Whenever you run an analysis in R and save that to an object, the object has an internal structure. To demonstrate this, let’s do a simple regression using the mtcars dataset:
df <- read.csv("WHR_2017.csv")
head(df)
Let’s draw a plot looking at the relationship between GDP per capita and Happiness Score. We’re not going to focus on the code, which will be covered in the next session.
g <- ggplot(aes(x = df$gdp_per_capita, y = df$happiness_score), data = df)
g <- g + geom_point()
g <- g + geom_smooth()
g
## Warning: Use of `df$gdp_per_capita` is discouraged.
## ℹ Use `gdp_per_capita` instead.
## Warning: Use of `df$happiness_score` is discouraged.
## ℹ Use `happiness_score` instead.
## Warning: Use of `df$gdp_per_capita` is discouraged.
## ℹ Use `gdp_per_capita` instead.
## Warning: Use of `df$happiness_score` is discouraged.
## ℹ Use `happiness_score` instead.
## `geom_smooth()` using method = 'loess' and formula = 'y ~ x'
Now let’s run a regression. Again, we’re not going going to focus on the code, which will be covered in the final session.
mod <- lm(happiness_score ~ gdp_per_capita, data = df) # mod = "model"
pacman::p_load(broom) # Broom is a package which produces neat tables of results
tidy(mod) # This is a broom function which tidies up the statistical results for reporting
Now, let’s have a look at the structure of this model.
There are two ways to do this:
str function, e.g. str(mod)mod$, and then use autocomplete.We can see that the $ symbol has a dual function in R:
firstly, to specify variables within dataframes, and secondly to specify
subcomponents of an object.
It is useful to be able to refer to subcomponents of an object so that we can integrate into our report, e.g. the regression yielded a value of 0.6601055
Once you get stuck have a look at the first code chunk below. This contains the solution but with pesky errors added! See if you can sort out the errors.
whr <- read_csv("WHR_2017.csv")
le <- read_csv("WHO_life_expectancy.csv")
whr %>% # NB we need to ensure that the "country" variable has exactly the same name in both datasets
rename(country = Country) ->
whr
le %>%
filter(Year == 2015) %>%
merge(whr) %>%
df
plot(df$`Life expectancy`, df$GDP)
plot(df$`Life expectancy`, df$family)
The code in this chunk shows the solution!

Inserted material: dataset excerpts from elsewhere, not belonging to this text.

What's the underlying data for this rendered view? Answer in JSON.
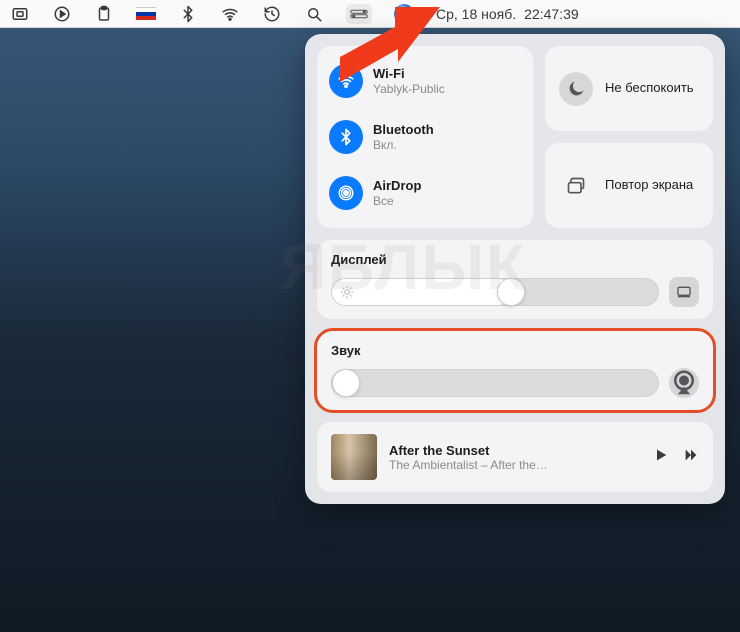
{
  "menubar": {
    "date": "Ср, 18 нояб.",
    "time": "22:47:39"
  },
  "cc": {
    "wifi": {
      "label": "Wi-Fi",
      "status": "Yablyk-Public"
    },
    "bluetooth": {
      "label": "Bluetooth",
      "status": "Вкл."
    },
    "airdrop": {
      "label": "AirDrop",
      "status": "Все"
    },
    "dnd": {
      "label": "Не беспокоить"
    },
    "mirror": {
      "label": "Повтор экрана"
    },
    "display": {
      "label": "Дисплей",
      "level": 55
    },
    "sound": {
      "label": "Звук",
      "level": 0
    },
    "now_playing": {
      "title": "After the Sunset",
      "subtitle": "The Ambientalist – After the…"
    }
  },
  "watermark": "ЯБЛЫК"
}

whr <- read_csv("WHR_2017.csv")
le <- read_csv("WHO_life_expectancy.csv")
whr %>%
rename(Country = country) ->
whr
le %>%
filter(Year == 2015) %>%
merge(whr) ->
df
plot(df$`Life expectancy`, df$GDP)
plot(df$`Life expectancy`, df$family)
Comments
If you’d like to comment on any code you write (i.e. you do not wish R to try to ‘run’ this code) just add a hash (
#) or series of hashes in front of it, e.g.df <- read.csv("csv_file.csv") # This reads in the main file for the experimentIt is good practice to make a lot of comments, especially when you are just starting out in R. They will help to you remind you of what the code does, and you could also use them to highlight any difficulties you have had, things you need to be careful about, useful online resources etc.